9️⃣ Andrew's Q&A: Practical Takeaways

• Tips: Keep prompts simple, leverage RAM access if available (as it bypasses vision issues), and use version control diligently.
• Surprising Success: The biggest breakthrough was overcoming the initial loop where the agent repeatedly tried to grab a starter Pokémon before fulfilling the prerequisite steps (talking to Oak, rival battle, etc.). A simple prompt tweak to try something else if stuck unlocked progress.

1️⃣0️⃣ Hackathon Introduction: The Mt. Moon Challenge

• The Latent Space host sets the stage for the hackathon:
• Goal: Escape Mt. Moon starting from a provided game snapshot.
• “No Cheating” Rule: Specifically prohibits prompting exact step-by-step solutions for Mt. Moon. General strategies and tool use (like internet search) are allowed.
• Benchmarking: The task serves as an informal benchmark for agent capabilities in reasoning and execution within a game environment.
• Prizes: Awarded for fastest escape, plus creativity prizes (e.g., using different models like Llama).

1️⃣1️⃣ Morph Cloud: Infrastructure for AI Agents

• Jesse, CEO of Morph Labs, introduces their platform:
• Vision: Providing infinitely scalable, elastic cloud compute designed for AI agents, conceptualized as "a computer for every agent."
• Infinabranch: Their core technology enabling low-overhead snapshotting and branching of entire compute environments. This allows for exploring possibilities, testing hypotheses, and scaling search without irreversible consequences – described metaphorically as offering "grace" to the machine.
• Tree of Life Demo: Showcased Infinabranch's power by creating a branching tree of live VMs, each running a slightly varied version of Conway's Game of Life, demonstrating massive parallel environment manipulation.

1️⃣2️⃣ Morph Cloud Tools for the Hackathon: EVA Framework & Harness

• Sherog and Jesse detail the tools provided:
• EVA (Execution with Verified Agents): A simple agent framework designed to leverage Morph Cloud features. It facilitates exploring multiple paths (test time search) and verifying outcomes against a goal (e.g., escaping Mt. Moon). It uses Morph's snapshotting for backtracking on failure.
• Agent Harness UI: A web interface allowing participants to view the live game via VNC, monitor the agent's conversation/reasoning, track its trajectory step-by-step, and potentially backtrack using snapshots.
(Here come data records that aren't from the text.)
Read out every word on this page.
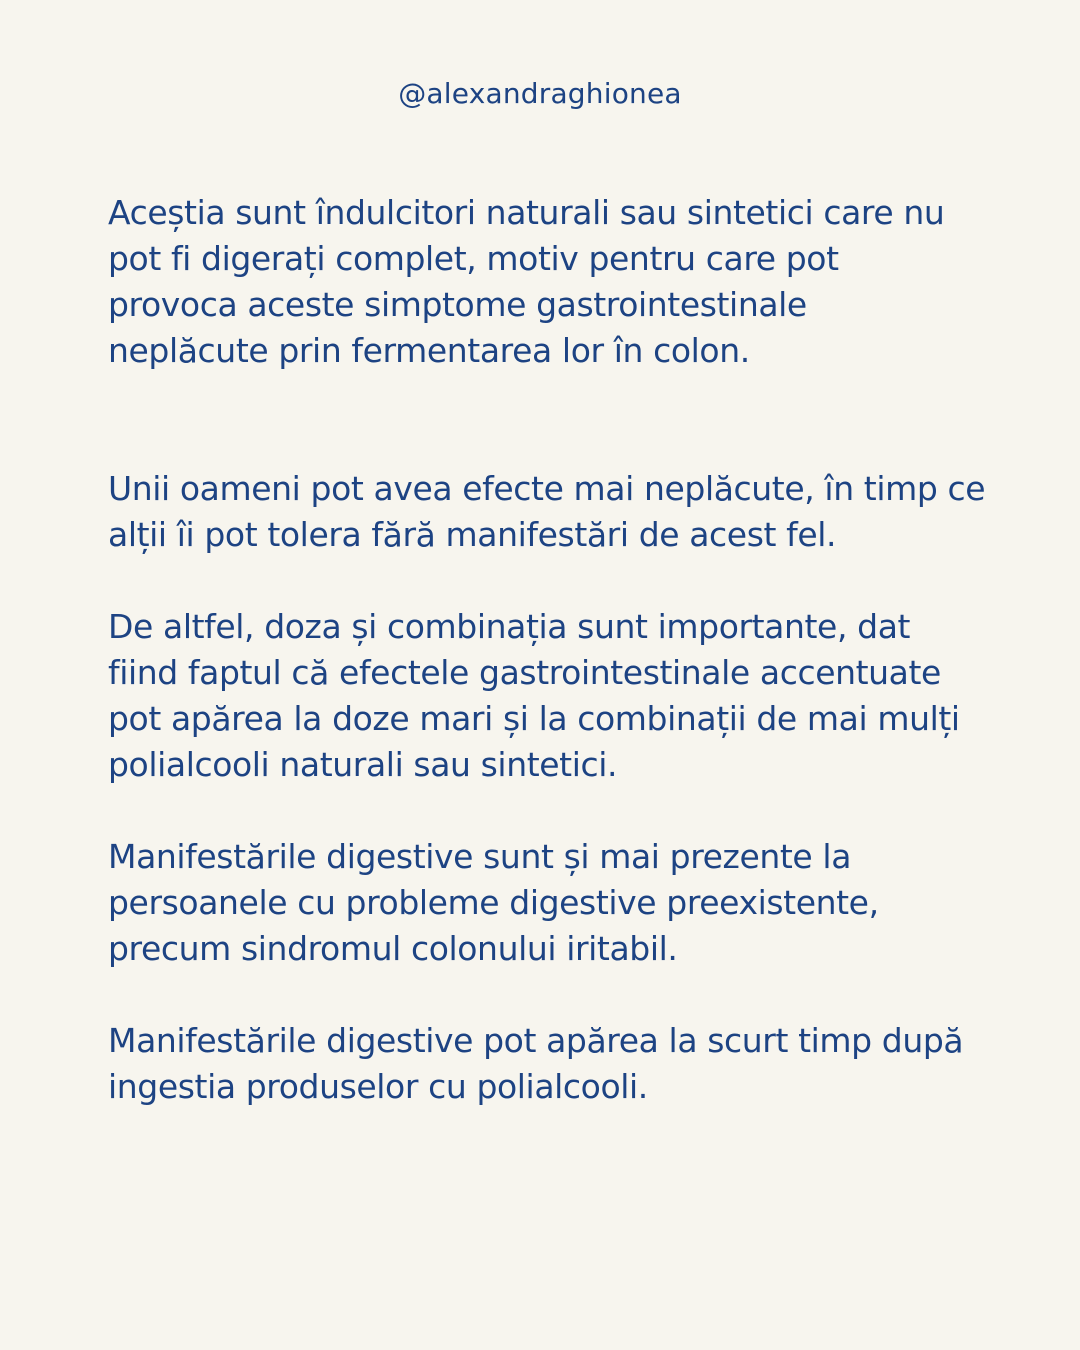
@alexandraghionea

Aceștia sunt îndulcitori naturali sau sintetici care nu
pot fi digerați complet, motiv pentru care pot
provoca aceste simptome gastrointestinale
neplăcute prin fermentarea lor în colon.

Unii oameni pot avea efecte mai neplăcute, în timp ce
alții îi pot tolera fără manifestări de acest fel.

De altfel, doza și combinația sunt importante, dat
fiind faptul că efectele gastrointestinale accentuate
pot apărea la doze mari și la combinații de mai mulți
polialcooli naturali sau sintetici.

Manifestările digestive sunt și mai prezente la
persoanele cu probleme digestive preexistente,
precum sindromul colonului iritabil.

Manifestările digestive pot apărea la scurt timp după
ingestia produselor cu polialcooli.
1️⃣3️⃣ Hackathon Task, Judging, and Prizes

• Jesse clarifies the competition details:
• Task: Implement an agent (subclassing the provided EVA agent template) that escapes Mt. Moon from a specific snapshot ID in the fewest agent turns.
• Submission: Submit a GitHub Gist with the agent code.
• Judging: Agents will be run on a held-out test snapshot. Trajectories analyzed for speed and adherence to the "no explicit Mt. Moon instructions" rule.
• Prizes: Plushies for the fastest valid escape. A $1,000 cash prize for the "coolest use case for Infinabranch" (e.g., Monte Carlo Tree Search, adaptive scaling, creative branching strategies), judged on a "vibes based basis."
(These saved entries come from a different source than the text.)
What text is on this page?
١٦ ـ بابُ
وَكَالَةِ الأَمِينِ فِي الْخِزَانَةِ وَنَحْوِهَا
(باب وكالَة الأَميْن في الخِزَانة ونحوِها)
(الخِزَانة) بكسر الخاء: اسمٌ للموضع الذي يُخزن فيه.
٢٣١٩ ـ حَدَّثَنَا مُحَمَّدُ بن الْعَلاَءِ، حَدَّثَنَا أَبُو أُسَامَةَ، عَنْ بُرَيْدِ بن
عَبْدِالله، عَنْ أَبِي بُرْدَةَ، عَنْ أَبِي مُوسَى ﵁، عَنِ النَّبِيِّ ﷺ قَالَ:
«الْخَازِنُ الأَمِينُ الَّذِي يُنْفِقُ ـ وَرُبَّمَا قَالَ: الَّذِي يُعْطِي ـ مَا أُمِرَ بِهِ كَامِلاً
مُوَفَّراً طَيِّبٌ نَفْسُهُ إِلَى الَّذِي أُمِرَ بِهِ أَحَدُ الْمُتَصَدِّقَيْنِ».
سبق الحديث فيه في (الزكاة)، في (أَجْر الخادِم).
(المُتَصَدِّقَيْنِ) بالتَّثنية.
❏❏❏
1️⃣4️⃣ Setup Tutorial and Final Remarks

• Matthew and Sherog walk through the setup:
• Access: Go to cloud.morph.so/web/poke to sign up, get credits, and access the pre-configured Pokémon snapshot.
• Local Environment: Requires Python 3.11+, UV package manager. Clone the morph-cloud/examples repo, set up a virtual environment, install dependencies.
• Credentials: Export Morph Cloud API key and Anthropic API key as environment variables.
• Running: Launch the agent script with the snapshot ID, and optionally launch the UI server.
• Alternative: Advanced users can connect their own agents directly to the MCP (Machine Communication Protocol) server running in the Morph environment via SSE (Server-Sent Events).
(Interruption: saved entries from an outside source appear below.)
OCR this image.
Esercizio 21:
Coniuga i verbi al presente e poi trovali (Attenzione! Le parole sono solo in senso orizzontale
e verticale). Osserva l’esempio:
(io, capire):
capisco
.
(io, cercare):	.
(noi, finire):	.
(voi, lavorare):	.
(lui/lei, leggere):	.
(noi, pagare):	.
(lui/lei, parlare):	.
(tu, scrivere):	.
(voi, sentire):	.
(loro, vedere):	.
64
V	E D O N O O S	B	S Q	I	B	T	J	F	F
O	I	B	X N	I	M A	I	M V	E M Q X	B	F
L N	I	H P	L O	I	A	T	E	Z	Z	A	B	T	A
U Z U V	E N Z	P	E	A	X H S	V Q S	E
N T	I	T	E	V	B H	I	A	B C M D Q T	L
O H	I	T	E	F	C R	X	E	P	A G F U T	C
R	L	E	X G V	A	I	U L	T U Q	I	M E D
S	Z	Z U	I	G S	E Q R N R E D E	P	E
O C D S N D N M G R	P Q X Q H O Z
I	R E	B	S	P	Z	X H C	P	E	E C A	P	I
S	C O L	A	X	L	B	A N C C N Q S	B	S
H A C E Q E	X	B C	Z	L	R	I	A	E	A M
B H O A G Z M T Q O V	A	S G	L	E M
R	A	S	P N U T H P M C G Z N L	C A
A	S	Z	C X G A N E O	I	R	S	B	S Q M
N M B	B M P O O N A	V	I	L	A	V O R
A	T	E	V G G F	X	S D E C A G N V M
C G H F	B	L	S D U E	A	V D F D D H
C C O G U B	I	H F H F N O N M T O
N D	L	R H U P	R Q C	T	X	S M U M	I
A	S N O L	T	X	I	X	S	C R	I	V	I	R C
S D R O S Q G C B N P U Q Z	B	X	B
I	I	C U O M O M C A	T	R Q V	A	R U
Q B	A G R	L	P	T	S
The episode concludes with thanks to the Morph team for their intensive preparation work.

Conclusion: Practical Frontiers in Agent Development

This episode vividly illustrates the practical hurdles (vision, spatial reasoning) and surprising emergent behaviors of current AI agents in complex, long-horizon tasks. The contrasting approaches of direct interaction vs. memory "cheating," alongside Morph Cloud's advanced snapshotting, highlight key strategies and infrastructure needs for advancing agent capabilities. Investors and researchers should track progress in these areas as crucial indicators for deployable, robust AI systems.